The funding was geared toward revamping library collections across the country that focused on health equity. Some members of the council said they worried about what strings would be attached to money from the feds and asked Wolfe to send them a list of the materials she planned to buy before she did so.

That request garnered a lot of pushback from members of the community who alleged censorship. And eventually, the council backed down on that request and accepted the federal funds, totaling $1,500.

The fundraiser Kenai’s Todd Smith and Sovala Kisena started in response raised more than 10 times that amount.

Wolfe said the library is in the process of withdrawing its first request of about $3,000.

“And with that money, we were hoping to refresh our easy readers and our easy chapters sections in the children’s area," she said. "They are very well-loved. We have a lot of books in there that have been in there for quite a few years that get checked out a lot. So they need to be replaced.”
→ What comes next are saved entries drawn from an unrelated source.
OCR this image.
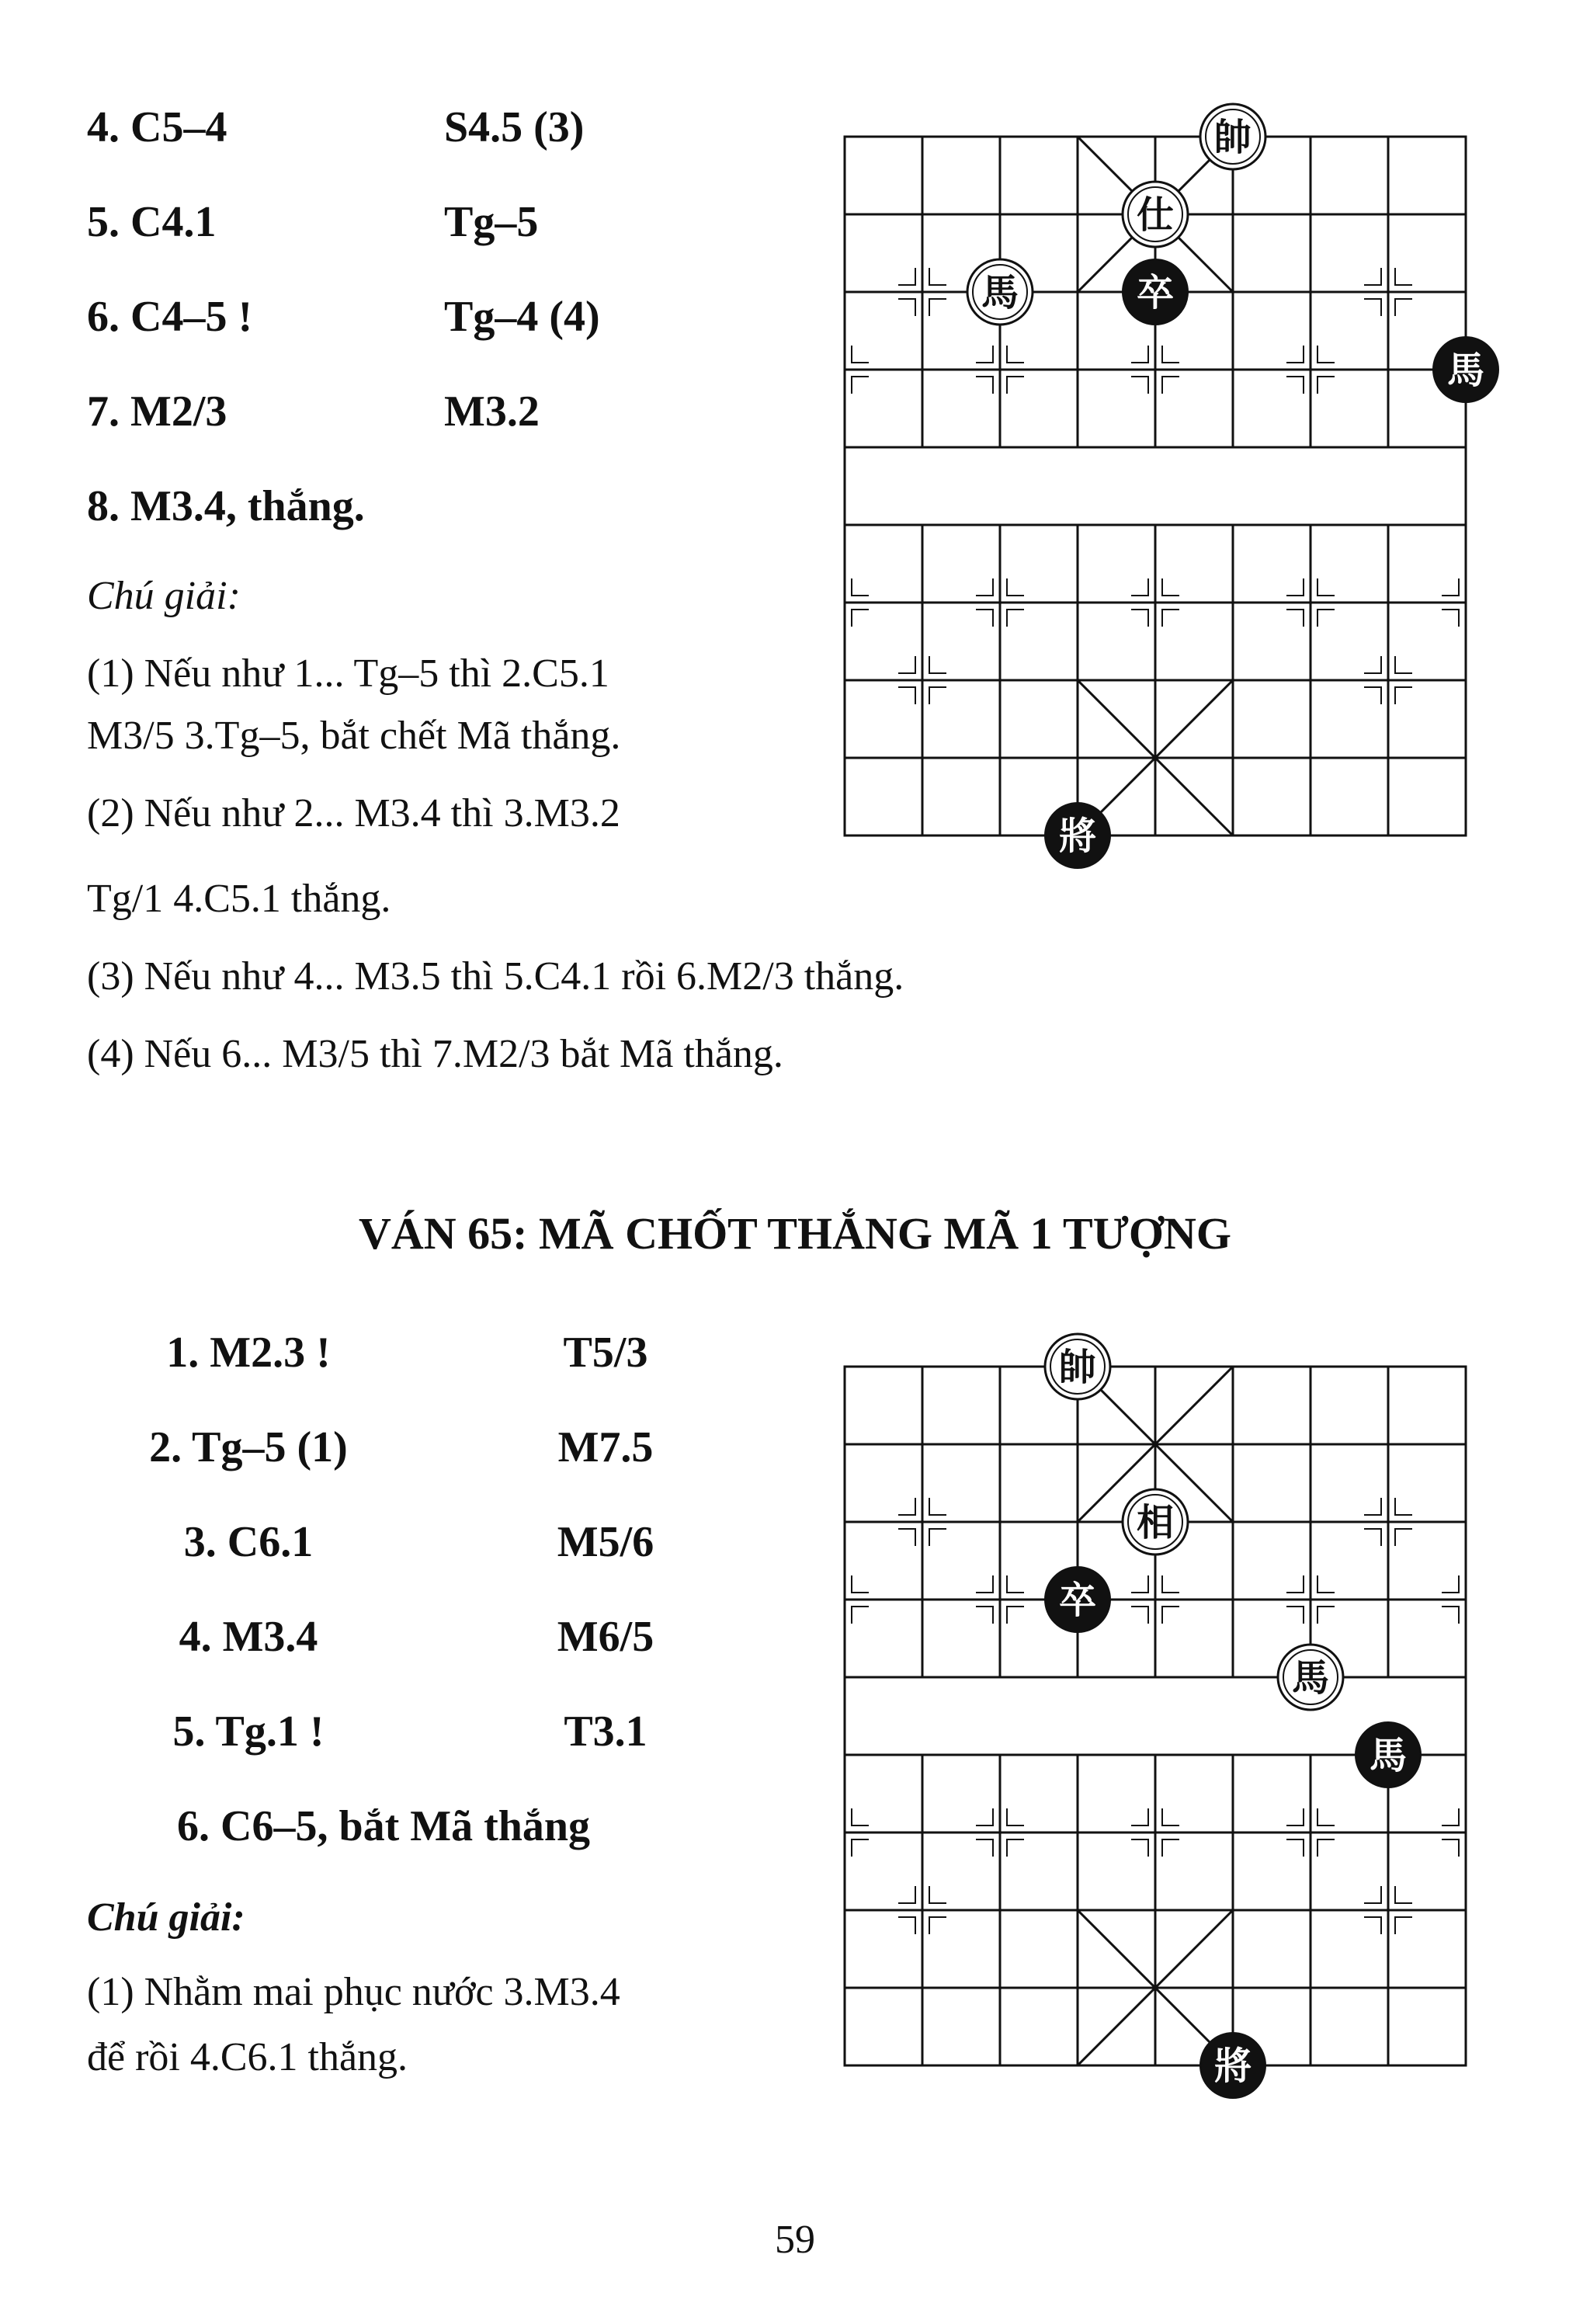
4. C5–4	S4.5 (3)
5. C4.1	Tg–5
6. C4–5 !	Tg–4 (4)
7. M2/3	M3.2
8. M3.4, thắng.
Chú giải:
(1) Nếu như 1... Tg–5 thì 2.C5.1
M3/5 3.Tg–5, bắt chết Mã thắng.
(2) Nếu như 2... M3.4 thì 3.M3.2
Tg/1 4.C5.1 thắng.
(3) Nếu như 4... M3.5 thì 5.C4.1 rồi 6.M2/3 thắng.
(4) Nếu 6... M3/5 thì 7.M2/3 bắt Mã thắng.
帥
仕
馬	卒
馬
將
VÁN 65: MÃ CHỐT THẮNG MÃ 1 TƯỢNG
1. M2.3 !	T5/3
2. Tg–5 (1)	M7.5
3. C6.1	M5/6
4. M3.4	M6/5
5. Tg.1 !	T3.1
6. C6–5, bắt Mã thắng
Chú giải:
(1) Nhằm mai phục nước 3.M3.4
để rồi 4.C6.1 thắng.
帥
相
卒
馬
馬
將
59
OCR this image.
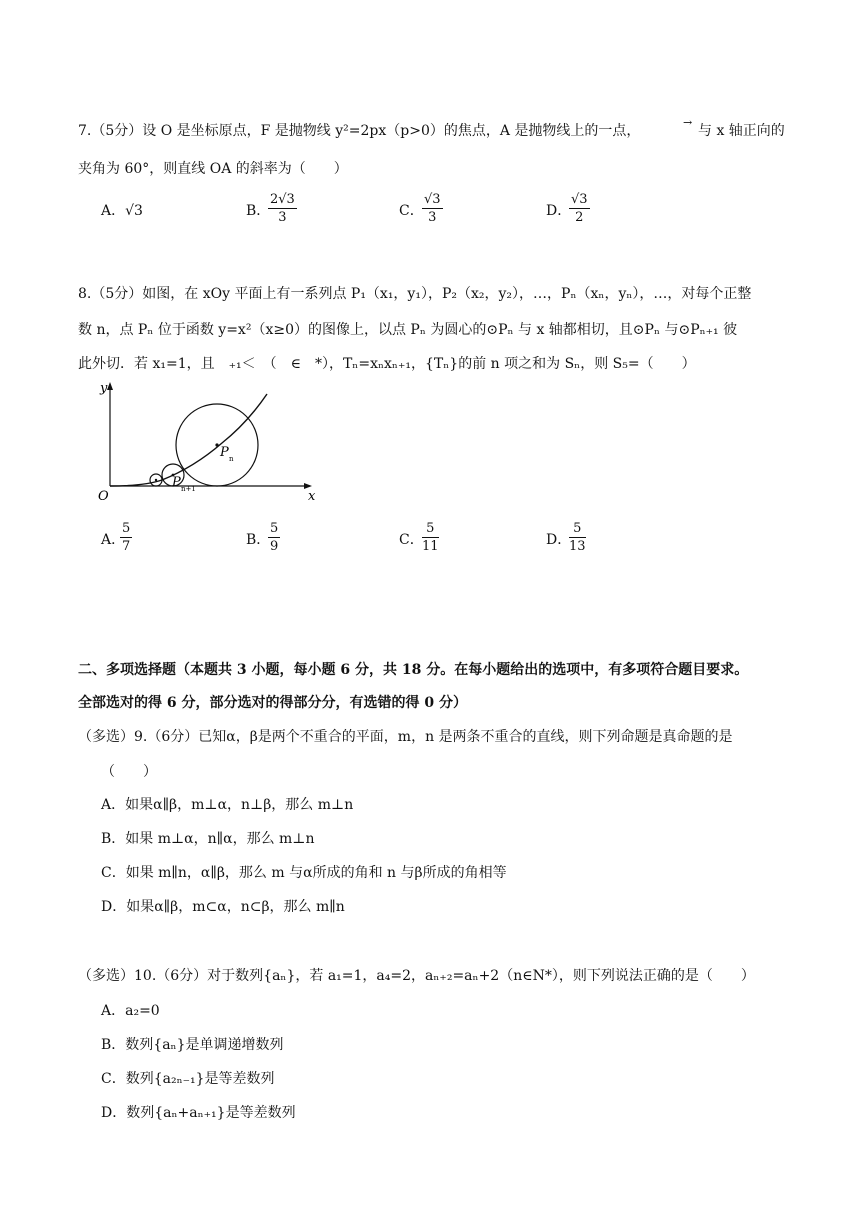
7.（5分）设 O 是坐标原点，F 是抛物线 y²=2px（p>0）的焦点，A 是抛物线上的一点，
→
与 x 轴正向的
夹角为 60°，则直线 OA 的斜率为（　　）
A．√3	B．
$\frac{2√3}{3}$	C．
$\frac{√3}{3}$	D．
$\frac{√3}{2}$
8.（5分）如图，在 xOy 平面上有一系列点 P₁（x₁，y₁），P₂（x₂，y₂），…，Pₙ（xₙ，yₙ），…，对每个正整
数 n，点 Pₙ 位于函数 y=x²（x≥0）的图像上，以点 Pₙ 为圆心的⊙Pₙ 与 x 轴都相切，且⊙Pₙ 与⊙Pₙ₊₁ 彼
此外切．若 x₁=1，且　₊₁＜　（　∈　*），Tₙ=xₙxₙ₊₁，{Tₙ}的前 n 项之和为 Sₙ，则 S₅=（　　）
y
x
O
P n
P n+1
A．
$\frac{5}{7}$	B．
$\frac{5}{9}$	C．
$\frac{5}{11}$	D．
$\frac{5}{13}$
二、多项选择题（本题共 3 小题，每小题 6 分，共 18 分。在每小题给出的选项中，有多项符合题目要求。
全部选对的得 6 分，部分选对的得部分分，有选错的得 0 分）
（多选）9.（6分）已知α，β是两个不重合的平面，m，n 是两条不重合的直线，则下列命题是真命题的是
（　　）
A．如果α∥β，m⊥α，n⊥β，那么 m⊥n
B．如果 m⊥α，n∥α，那么 m⊥n
C．如果 m∥n，α∥β，那么 m 与α所成的角和 n 与β所成的角相等
D．如果α∥β，m⊂α，n⊂β，那么 m∥n
（多选）10.（6分）对于数列{aₙ}，若 a₁=1，a₄=2，aₙ₊₂=aₙ+2（n∈N*），则下列说法正确的是（　　）
A．a₂=0
B．数列{aₙ}是单调递增数列
C．数列{a₂ₙ₋₁}是等差数列
D．数列{aₙ+aₙ₊₁}是等差数列
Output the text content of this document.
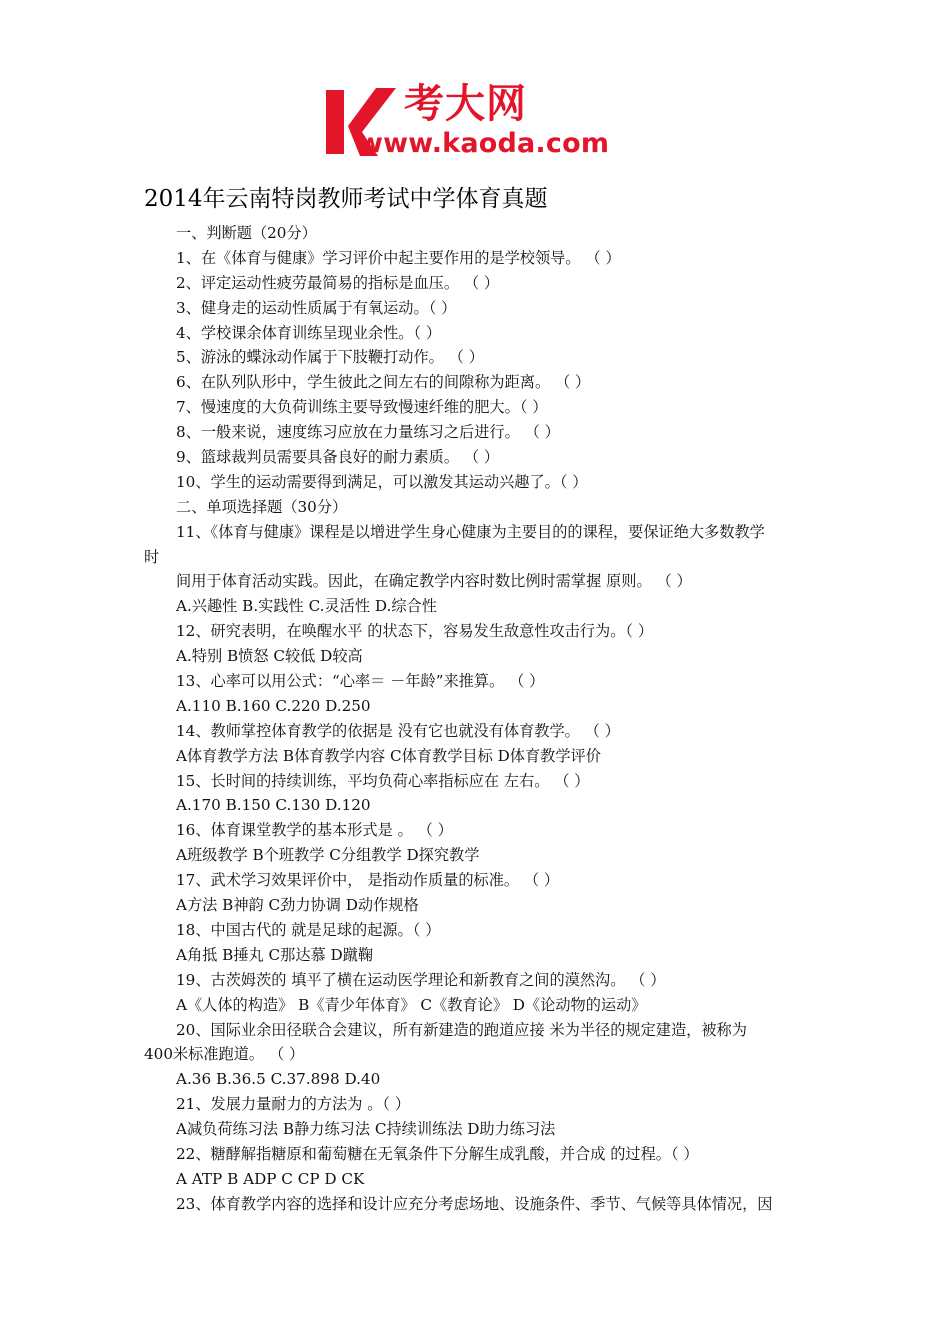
考大网
www.kaoda.com
2014年云南特岗教师考试中学体育真题
一、判断题（20分）
1、在《体育与健康》学习评价中起主要作用的是学校领导。 （ ）
2、评定运动性疲劳最简易的指标是血压。 （ ）
3、健身走的运动性质属于有氧运动。（ ）
4、学校课余体育训练呈现业余性。（ ）
5、游泳的蝶泳动作属于下肢鞭打动作。 （ ）
6、在队列队形中，学生彼此之间左右的间隙称为距离。 （ ）
7、慢速度的大负荷训练主要导致慢速纤维的肥大。（ ）
8、一般来说，速度练习应放在力量练习之后进行。 （ ）
9、篮球裁判员需要具备良好的耐力素质。 （ ）
10、学生的运动需要得到满足，可以激发其运动兴趣了。（ ）
二、单项选择题（30分）
11、《体育与健康》课程是以增进学生身心健康为主要目的的课程，要保证绝大多数教学
时
间用于体育活动实践。因此，在确定教学内容时数比例时需掌握 原则。 （ ）
A.兴趣性 B.实践性 C.灵活性 D.综合性
12、研究表明，在唤醒水平 的状态下，容易发生敌意性攻击行为。（ ）
A.特别 B愤怒 C较低 D较高
13、心率可以用公式：“心率＝ －年龄”来推算。 （ ）
A.110 B.160 C.220 D.250
14、教师掌控体育教学的依据是 没有它也就没有体育教学。 （ ）
A体育教学方法 B体育教学内容 C体育教学目标 D体育教学评价
15、长时间的持续训练，平均负荷心率指标应在 左右。 （ ）
A.170 B.150 C.130 D.120
16、体育课堂教学的基本形式是 。 （ ）
A班级教学 B个班教学 C分组教学 D探究教学
17、武术学习效果评价中， 是指动作质量的标准。 （ ）
A方法 B神韵 C劲力协调 D动作规格
18、中国古代的 就是足球的起源。（ ）
A角抵 B捶丸 C那达慕 D蹴鞠
19、古茨姆茨的 填平了横在运动医学理论和新教育之间的漠然沟。 （ ）
A《人体的构造》 B《青少年体育》 C《教育论》 D《论动物的运动》
20、国际业余田径联合会建议，所有新建造的跑道应接 米为半径的规定建造，被称为
400米标准跑道。 （ ）
A.36 B.36.5 C.37.898 D.40
21、发展力量耐力的方法为 。（ ）
A减负荷练习法 B静力练习法 C持续训练法 D助力练习法
22、糖酵解指糖原和葡萄糖在无氧条件下分解生成乳酸，并合成 的过程。（ ）
A ATP B ADP C CP D CK
23、体育教学内容的选择和设计应充分考虑场地、设施条件、季节、气候等具体情况，因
She said they’re also hoping to put money into the library’s digital collections, including e-books and audiobooks. And they’d like to expand their Discovery Kits, which are hands-on STEM kits geared toward kids and available for checkout.

“It’s really exciting to have those funds available to work on projects that we might not otherwise be able to work on," she said. "So I am so grateful to the community that they gave us this money. And we’ll make sure we spend it wisely.”

Once the library decides how it’s going to spend the funds, it still needs to go back to the Kenai City Council for approval.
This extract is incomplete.